Former France wheelchair rugby captain Cyril Torres then invited Bechara to train with Catalans Dragons and he was soon an international star, appearing in the 2017 World Cup final defeat against Torres’ France.

Wayne Boardman

The oldest member of the England squad, Boardman enjoyed a stellar semi-pro career in the running game prior to a motorbike accident which led him to the wheelchair version.

Jack Brown

Brown played in England’s first international match in 2005, having first tried wheelchair sport in order to share an activity with his brother Harry, who lost both legs to meningitis as a baby.

Harry has won world and European golds as part of Great Britain’s wheelchair basketball team and now it is Jack’s turn to bid for top spot this winter.

Nathan Collins

Born with dwarfism, Collins has played wheelchair rugby since the age of 10 and was integral to England’s 62-48 win over France in the summer.

Joe Coyd

An assistant site manager at Barratt Developments and the younger brother of head coach Tom, Coyd scored twice in the summer victory against fierce rivals France.

Rob Hawkins

Set to play in his first World Cup, Hawkins scored five tries as Halifax Panthers beat Leeds Rhinos 52-48 in the Wheelchair Grand Final at the beginning of October.

Lewis King

A blood clot in King’s spinal cord left him unable to walk unaided in 2009. He started playing wheelchair rugby in 2016 and registered a first England start two years later.

Adam Rigby

A special operations project support officer for North West Ambulance NHS Trust, Rigby has familial spastic diplegia, a hereditary condition affecting joint mobility.

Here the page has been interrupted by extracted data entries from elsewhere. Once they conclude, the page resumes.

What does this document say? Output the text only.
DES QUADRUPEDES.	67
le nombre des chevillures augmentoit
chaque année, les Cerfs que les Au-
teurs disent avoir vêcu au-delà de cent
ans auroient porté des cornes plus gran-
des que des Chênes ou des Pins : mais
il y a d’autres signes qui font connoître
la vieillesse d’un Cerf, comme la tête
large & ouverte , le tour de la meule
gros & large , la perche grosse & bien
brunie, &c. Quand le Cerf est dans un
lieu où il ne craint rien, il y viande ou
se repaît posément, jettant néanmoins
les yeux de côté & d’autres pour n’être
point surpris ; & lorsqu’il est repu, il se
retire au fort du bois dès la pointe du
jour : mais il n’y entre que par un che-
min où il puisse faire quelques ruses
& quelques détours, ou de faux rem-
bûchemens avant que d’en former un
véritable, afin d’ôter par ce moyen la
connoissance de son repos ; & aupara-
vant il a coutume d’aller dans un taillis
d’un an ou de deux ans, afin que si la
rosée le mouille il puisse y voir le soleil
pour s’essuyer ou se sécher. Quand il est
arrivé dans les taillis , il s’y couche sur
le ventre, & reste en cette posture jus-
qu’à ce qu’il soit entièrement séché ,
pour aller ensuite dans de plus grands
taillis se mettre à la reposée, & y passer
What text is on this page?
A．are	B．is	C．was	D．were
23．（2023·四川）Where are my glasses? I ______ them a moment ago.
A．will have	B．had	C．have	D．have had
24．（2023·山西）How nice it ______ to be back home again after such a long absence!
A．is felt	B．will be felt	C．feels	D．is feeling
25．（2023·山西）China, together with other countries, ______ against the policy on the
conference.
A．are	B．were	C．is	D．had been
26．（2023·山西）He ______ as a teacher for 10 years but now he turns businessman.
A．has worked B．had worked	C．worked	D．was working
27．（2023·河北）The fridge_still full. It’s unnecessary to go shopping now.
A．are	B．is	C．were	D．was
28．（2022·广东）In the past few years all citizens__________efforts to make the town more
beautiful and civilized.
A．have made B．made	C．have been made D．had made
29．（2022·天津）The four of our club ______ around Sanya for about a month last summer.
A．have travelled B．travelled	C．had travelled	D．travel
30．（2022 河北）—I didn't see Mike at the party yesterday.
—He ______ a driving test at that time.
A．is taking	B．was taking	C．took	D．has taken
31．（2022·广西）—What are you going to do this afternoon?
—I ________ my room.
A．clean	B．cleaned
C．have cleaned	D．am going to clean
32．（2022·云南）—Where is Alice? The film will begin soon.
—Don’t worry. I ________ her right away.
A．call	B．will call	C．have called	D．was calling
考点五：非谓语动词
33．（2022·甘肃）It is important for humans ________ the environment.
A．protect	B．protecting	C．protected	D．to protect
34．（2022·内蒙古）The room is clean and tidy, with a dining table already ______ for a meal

Rigby has played internationally since 2007 and was a part of the 2008 Wheelchair Rugby League World Cup winning side aged just 16.


Declan Roberts

One of the standout performers for Wigan Warriors in the Super League, finishing as top scorer on his first season with the club.

James Simpson

Lost his legs while serving with the 1 st Battalion Yorkshire Regiment in Afghanistan in 2009 and began playing wheelchair rugby three years later.